No matter what type of vehicle you’re looking for, new or used, gas or electric, you’ll want to take a thorough test drive before signing a bill of sale. It’s essential to ensure the vehicle is acceptably comfortable, and with all accessories easily operated and in good working order. Importantly for those who have never driven an electric car, you’ll notice there’s a somewhat different driving experience involved.
Since there’s no engine or exhaust, an electric car is whisper quiet, which can be off-putting to some motorists. An electric car delivers 100 percent of its available power immediately, which can make higher-powered models feel twitchy until you learn how to modulate the accelerator. Electric cars use one-speed transmissions, so there’s no sensation of gearshifts. Also, the vehicle’s regenerative braking function, which helps recover energy that would otherwise be lost through decelerating and braking, can be quite pronounced depending on the model. What amounts to a high level of engine braking may feel unnatural. Some electric cars allow the driver to choose more or less regenerative braking as desired, and even enable so-called “one pedal” driving that will all but bring the car to a complete stop without having to use the brake pedal.
Even if you have a standard power outlet in your garage, you’ll want to spend the money to have an electrician install a 240-volt line and perhaps a wall mounted charger to take advantage of quicker “Level 2” charging times. While it can take as long as 24 hours to fully charge a given battery-powered vehicle on house current (Level 1), most models can reach full capacity overnight via a Level 2 circuit. Check with your local utility company to see if they offer a discount for electricity during off-peak hours.
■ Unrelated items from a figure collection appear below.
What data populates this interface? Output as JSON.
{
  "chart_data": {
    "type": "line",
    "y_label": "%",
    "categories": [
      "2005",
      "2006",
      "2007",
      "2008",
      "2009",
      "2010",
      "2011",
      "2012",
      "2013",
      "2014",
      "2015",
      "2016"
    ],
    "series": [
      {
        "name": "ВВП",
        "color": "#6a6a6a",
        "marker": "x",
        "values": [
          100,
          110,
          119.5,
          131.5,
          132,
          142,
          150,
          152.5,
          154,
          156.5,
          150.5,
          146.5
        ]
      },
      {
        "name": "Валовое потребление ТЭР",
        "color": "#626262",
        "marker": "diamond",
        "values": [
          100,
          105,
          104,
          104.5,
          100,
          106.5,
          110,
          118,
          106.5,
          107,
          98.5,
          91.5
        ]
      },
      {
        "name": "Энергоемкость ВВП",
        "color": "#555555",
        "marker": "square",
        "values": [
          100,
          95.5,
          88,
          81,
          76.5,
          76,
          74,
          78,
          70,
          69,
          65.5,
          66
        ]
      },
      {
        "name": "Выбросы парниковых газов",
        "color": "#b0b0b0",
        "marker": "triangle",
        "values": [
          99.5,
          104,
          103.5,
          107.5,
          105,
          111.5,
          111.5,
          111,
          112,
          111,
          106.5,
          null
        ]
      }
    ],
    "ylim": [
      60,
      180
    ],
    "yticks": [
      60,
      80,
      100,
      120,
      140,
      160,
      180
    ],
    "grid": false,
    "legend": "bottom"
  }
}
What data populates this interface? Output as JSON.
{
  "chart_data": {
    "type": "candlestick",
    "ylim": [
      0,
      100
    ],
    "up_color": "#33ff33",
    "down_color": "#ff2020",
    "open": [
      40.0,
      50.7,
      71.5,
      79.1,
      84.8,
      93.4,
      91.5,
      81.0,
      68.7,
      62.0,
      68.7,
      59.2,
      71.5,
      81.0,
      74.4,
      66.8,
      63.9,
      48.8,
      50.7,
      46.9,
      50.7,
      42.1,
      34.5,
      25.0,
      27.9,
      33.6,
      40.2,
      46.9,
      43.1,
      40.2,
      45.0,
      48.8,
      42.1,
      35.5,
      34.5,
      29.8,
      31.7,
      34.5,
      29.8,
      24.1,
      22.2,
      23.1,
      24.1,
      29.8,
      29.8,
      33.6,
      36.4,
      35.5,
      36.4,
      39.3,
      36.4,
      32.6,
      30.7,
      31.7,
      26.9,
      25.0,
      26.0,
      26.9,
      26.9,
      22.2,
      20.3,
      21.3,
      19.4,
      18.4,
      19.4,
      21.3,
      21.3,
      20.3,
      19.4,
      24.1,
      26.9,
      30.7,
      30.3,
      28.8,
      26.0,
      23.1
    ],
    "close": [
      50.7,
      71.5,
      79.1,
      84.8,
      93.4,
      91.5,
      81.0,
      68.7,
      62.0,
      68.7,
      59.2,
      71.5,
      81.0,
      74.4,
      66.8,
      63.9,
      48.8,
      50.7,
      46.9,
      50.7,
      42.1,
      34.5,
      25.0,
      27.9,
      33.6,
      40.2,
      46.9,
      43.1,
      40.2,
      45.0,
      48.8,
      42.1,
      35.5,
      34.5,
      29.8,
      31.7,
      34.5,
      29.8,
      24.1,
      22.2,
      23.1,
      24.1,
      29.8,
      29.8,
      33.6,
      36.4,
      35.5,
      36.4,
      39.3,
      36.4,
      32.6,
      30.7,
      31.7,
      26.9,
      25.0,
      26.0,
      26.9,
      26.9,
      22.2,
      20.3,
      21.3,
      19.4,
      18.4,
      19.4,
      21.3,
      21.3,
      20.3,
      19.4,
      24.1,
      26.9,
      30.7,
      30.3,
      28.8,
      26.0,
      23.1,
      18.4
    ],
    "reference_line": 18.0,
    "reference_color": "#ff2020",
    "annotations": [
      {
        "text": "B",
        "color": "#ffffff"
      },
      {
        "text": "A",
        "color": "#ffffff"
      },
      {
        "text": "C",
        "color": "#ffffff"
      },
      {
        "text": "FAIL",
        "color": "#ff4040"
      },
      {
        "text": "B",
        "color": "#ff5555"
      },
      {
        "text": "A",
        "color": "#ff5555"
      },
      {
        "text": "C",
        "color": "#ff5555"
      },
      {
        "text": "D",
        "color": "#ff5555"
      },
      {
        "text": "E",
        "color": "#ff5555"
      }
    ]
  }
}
You’ll also want to make note of where public charging stations are located near where you live, work, and shop, in case your car is running low on kilowatts while away from home. Look for “Level 3” DC Fast Charge installations that can bring an electric car’s battery pack up to 80 percent of its capacity in as little as 30 minutes, depending on the vehicle. Public charging is neither as convenient, nor as economical as charging at home, however.